Stalking-Prozess

Verschmähte Liebe: Student verbreitete Hass und Todesangst

Dortmund - "Irgendwann werde ich Dich im Schlaf vergewaltigen." So und schlimmer hat ein Student im Internet ein Mädchen aus Dortmund terrorisiert. Seit Dienstag weiß er endgültig seine Strafe.

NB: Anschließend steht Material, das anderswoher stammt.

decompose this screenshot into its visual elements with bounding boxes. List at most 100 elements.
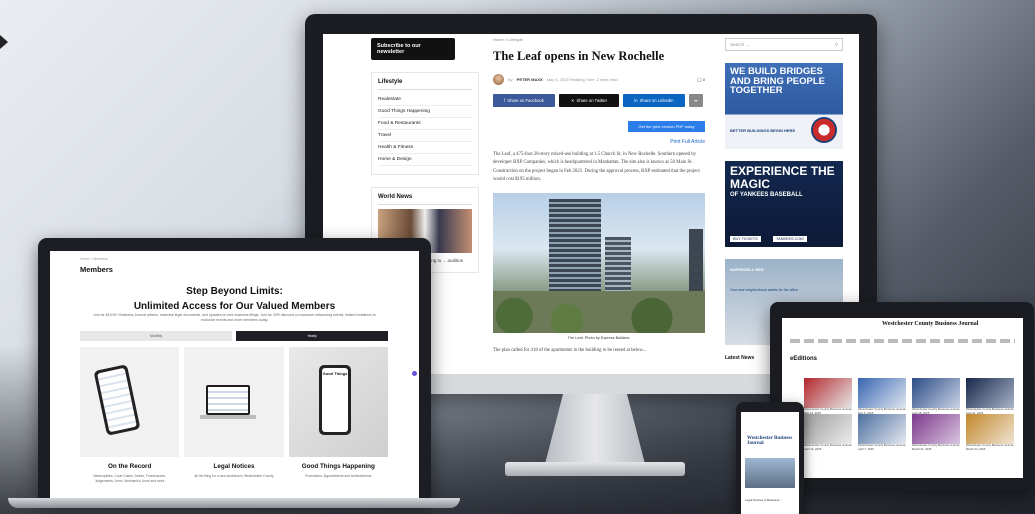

Egal ob bei Facebook, bei Snapchat, bei Instagram oder in einem Online-Forum: Der 21-jährige Student aus der Nordstadt hatte dem Mädchen zwischen Juli 2015 und September 2017 mit dutzenden Hass- und Droh-Nachrichten das Leben buchstäblich zur Hölle gemacht. Weil die Dortmunderin offensichtlich kein Interesse an einer Beziehung mit ihm gezeigt hatte, hatte der 21-Jährige ihr sogar mehrfach angedroht, Fotos von ihr mit einem Bildbearbeitungsprogramm zu obszönen Nacktbildern zu verändern und diese dann unter ihrem Namen an Pornos-Seiten im Internet zu verschicken.

Fast immer verwendete der Student beim Absenden der Stalking-Nachrichten einen so genannten "Fake-Account". Selbst an die Mutter des Mädchens schickte er mehrere Hass-Nachrichten per SMS. Wie es vor Gericht hieß, führte der beharrliche Psychoterror letztlich sogar soweit, dass die unter Todesangst leidende Familie des Mädchens zeitweise ernsthaft an einen Wegzug aus Dortmund gedacht hat.

"Sowas wie Du gehört lebendig begraben"

Die Wortlaute der insgesamt mindestens 27 Terror-Nachrichten aus verschmähter Liebe wurden am Dienstag vor dem Landgericht allesamt verlesen. Mal hatte der 21-Jährige dem Mädchen geschrieben: "Sowas wie Du gehört lebendig begraben." Mal drohte er: "Die wirst jede einzelne Sekunde, die ich leide, auf Knien bezahlen. Ich verbrenne Dich." Er könne einfach nicht mit ansehen, dass andere Jungs die Zuneigung von dem Mädchen bekommen, die er sich so sehr gewünscht habe.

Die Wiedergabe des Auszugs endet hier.